Broadcom Coding Interview Questions
25 Broadcom coding interview problems with full optimal solutions — 8 easy, 12 medium, 5 hard. Every problem ships with multiple approaches (brute-force first, then the optimal), complexity tables for each, company-specific tips on what an Broadcom interviewer values, and a FAQ section.
Showing 8 problems of 25
- #1easyvery frequently asked
1. Two Sum
Find two indices whose values add to a target. Broadcom screens for this in early rounds to verify you default to a hash-map solution over a brute-force nested loop — a signal that you instinctively reason about time complexity for large-scale data pipelines.
- #20easyfrequently asked
20. Valid Parentheses
Determine whether a string of brackets is balanced. Broadcom asks this because stack-based parsing is the foundation of protocol-frame validation and command-line parsers inside embedded firmware — a real problem the team encounters when parsing network management commands.
- #21easyfrequently asked
21. Merge Two Sorted Lists
Merge two sorted linked lists into one sorted list. Broadcom asks this because the merge step of merge sort appears directly in multi-queue packet scheduling algorithms used in Broadcom's network switch ASICs — merging sorted priority queues is a real hardware concern.
- #53easyfrequently asked
53. Maximum Subarray
Find the contiguous subarray with the largest sum. Broadcom asks Kadane's algorithm to verify that candidates understand linear-scan optimisation — directly applicable to signal-burst detection in network traffic analysis and time-series monitoring of chip telemetry.
- #70easyfrequently asked
70. Climbing Stairs
Count the number of ways to climb n stairs taking 1 or 2 steps at a time. Broadcom uses this as an entry point to dynamic programming — the same recurrence structure appears in firmware retry-path enumeration and error-correction code design.

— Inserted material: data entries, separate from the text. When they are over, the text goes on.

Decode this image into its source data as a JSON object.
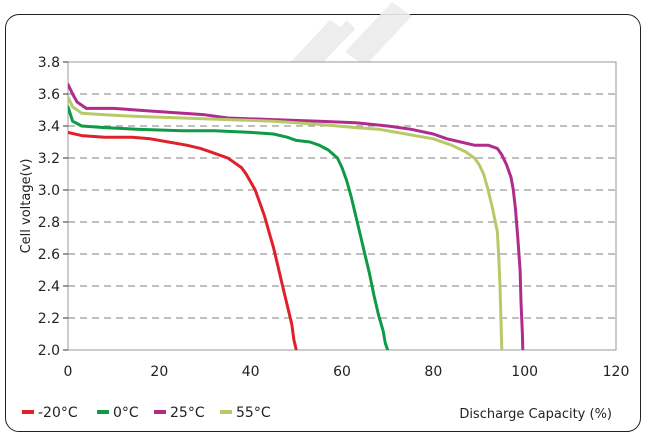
{
  "chart_data": {
    "type": "line",
    "title": "",
    "xlabel": "Discharge Capacity (%)",
    "ylabel": "Cell voltage(v)",
    "xlim": [
      0,
      120
    ],
    "ylim": [
      2.0,
      3.8
    ],
    "x_ticks": [
      "0",
      "20",
      "40",
      "60",
      "80",
      "100",
      "120"
    ],
    "y_ticks": [
      "2.0",
      "2.2",
      "2.4",
      "2.6",
      "2.8",
      "3.0",
      "3.2",
      "3.4",
      "3.6",
      "3.8"
    ],
    "grid": "horizontal-dashed",
    "legend_position": "bottom-left",
    "series": [
      {
        "name": "-20°C",
        "color": "#e0202a",
        "points": [
          [
            0,
            3.36
          ],
          [
            3,
            3.34
          ],
          [
            8,
            3.33
          ],
          [
            14,
            3.33
          ],
          [
            18,
            3.32
          ],
          [
            22,
            3.3
          ],
          [
            26,
            3.28
          ],
          [
            29,
            3.26
          ],
          [
            31,
            3.24
          ],
          [
            33,
            3.22
          ],
          [
            35,
            3.2
          ],
          [
            36,
            3.18
          ],
          [
            38,
            3.14
          ],
          [
            39,
            3.1
          ],
          [
            40,
            3.05
          ],
          [
            41,
            3.0
          ],
          [
            42,
            2.92
          ],
          [
            43,
            2.84
          ],
          [
            44,
            2.74
          ],
          [
            45,
            2.64
          ],
          [
            46,
            2.52
          ],
          [
            47,
            2.4
          ],
          [
            48,
            2.28
          ],
          [
            49,
            2.16
          ],
          [
            49.5,
            2.06
          ],
          [
            50,
            2.0
          ]
        ]
      },
      {
        "name": "0°C",
        "color": "#0f9a45",
        "points": [
          [
            0,
            3.52
          ],
          [
            1,
            3.43
          ],
          [
            3,
            3.4
          ],
          [
            8,
            3.39
          ],
          [
            15,
            3.38
          ],
          [
            25,
            3.37
          ],
          [
            32,
            3.37
          ],
          [
            40,
            3.36
          ],
          [
            45,
            3.35
          ],
          [
            48,
            3.33
          ],
          [
            50,
            3.31
          ],
          [
            53,
            3.3
          ],
          [
            55,
            3.28
          ],
          [
            57,
            3.25
          ],
          [
            59,
            3.2
          ],
          [
            60,
            3.14
          ],
          [
            61,
            3.06
          ],
          [
            62,
            2.96
          ],
          [
            63,
            2.84
          ],
          [
            64,
            2.72
          ],
          [
            65,
            2.6
          ],
          [
            66,
            2.48
          ],
          [
            67,
            2.34
          ],
          [
            68,
            2.22
          ],
          [
            69,
            2.12
          ],
          [
            69.5,
            2.04
          ],
          [
            70,
            2.0
          ]
        ]
      },
      {
        "name": "25°C",
        "color": "#b02c8c",
        "points": [
          [
            0,
            3.66
          ],
          [
            1,
            3.6
          ],
          [
            2,
            3.55
          ],
          [
            4,
            3.51
          ],
          [
            10,
            3.51
          ],
          [
            20,
            3.49
          ],
          [
            30,
            3.47
          ],
          [
            35,
            3.45
          ],
          [
            45,
            3.44
          ],
          [
            55,
            3.43
          ],
          [
            63,
            3.42
          ],
          [
            70,
            3.4
          ],
          [
            75,
            3.38
          ],
          [
            80,
            3.35
          ],
          [
            83,
            3.32
          ],
          [
            86,
            3.3
          ],
          [
            89,
            3.28
          ],
          [
            92,
            3.28
          ],
          [
            94,
            3.26
          ],
          [
            95,
            3.22
          ],
          [
            96,
            3.16
          ],
          [
            97,
            3.08
          ],
          [
            97.5,
            3.0
          ],
          [
            98,
            2.88
          ],
          [
            98.5,
            2.7
          ],
          [
            99,
            2.5
          ],
          [
            99.2,
            2.3
          ],
          [
            99.5,
            2.1
          ],
          [
            99.6,
            2.0
          ]
        ]
      },
      {
        "name": "55°C",
        "color": "#b8c96a",
        "points": [
          [
            0,
            3.58
          ],
          [
            1,
            3.52
          ],
          [
            3,
            3.48
          ],
          [
            8,
            3.47
          ],
          [
            15,
            3.46
          ],
          [
            25,
            3.45
          ],
          [
            35,
            3.44
          ],
          [
            45,
            3.43
          ],
          [
            55,
            3.41
          ],
          [
            63,
            3.39
          ],
          [
            68,
            3.38
          ],
          [
            72,
            3.36
          ],
          [
            76,
            3.34
          ],
          [
            80,
            3.32
          ],
          [
            84,
            3.28
          ],
          [
            87,
            3.24
          ],
          [
            89,
            3.2
          ],
          [
            90,
            3.16
          ],
          [
            91,
            3.1
          ],
          [
            92,
            3.0
          ],
          [
            93,
            2.88
          ],
          [
            94,
            2.74
          ],
          [
            94.3,
            2.6
          ],
          [
            94.6,
            2.4
          ],
          [
            94.8,
            2.2
          ],
          [
            95,
            2.0
          ]
        ]
      }
    ]
  }
}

- #121easyfrequently asked
121. Best Time to Buy and Sell Stock
Find the maximum profit from a single buy-sell window in a price series. Broadcom asks this to see whether you can recognise a sliding-minimum scan — the same algorithmic pattern used in latency-window analysis for network performance monitoring.
- #141easyfrequently asked
141. Linked List Cycle
Detect whether a linked list contains a cycle. Broadcom tests this because cycle detection is a foundational technique in routing-loop detection — a real operational concern in Broadcom's switch and router ASIC software for protocols like STP and BGP path validation.
- #206easyfrequently asked
206. Reverse Linked List
Reverse a singly-linked list in place. Broadcom uses this to assess whether candidates can manipulate pointer arithmetic cleanly — a skill that maps directly to working with descriptor rings and buffer chains in network interface card drivers.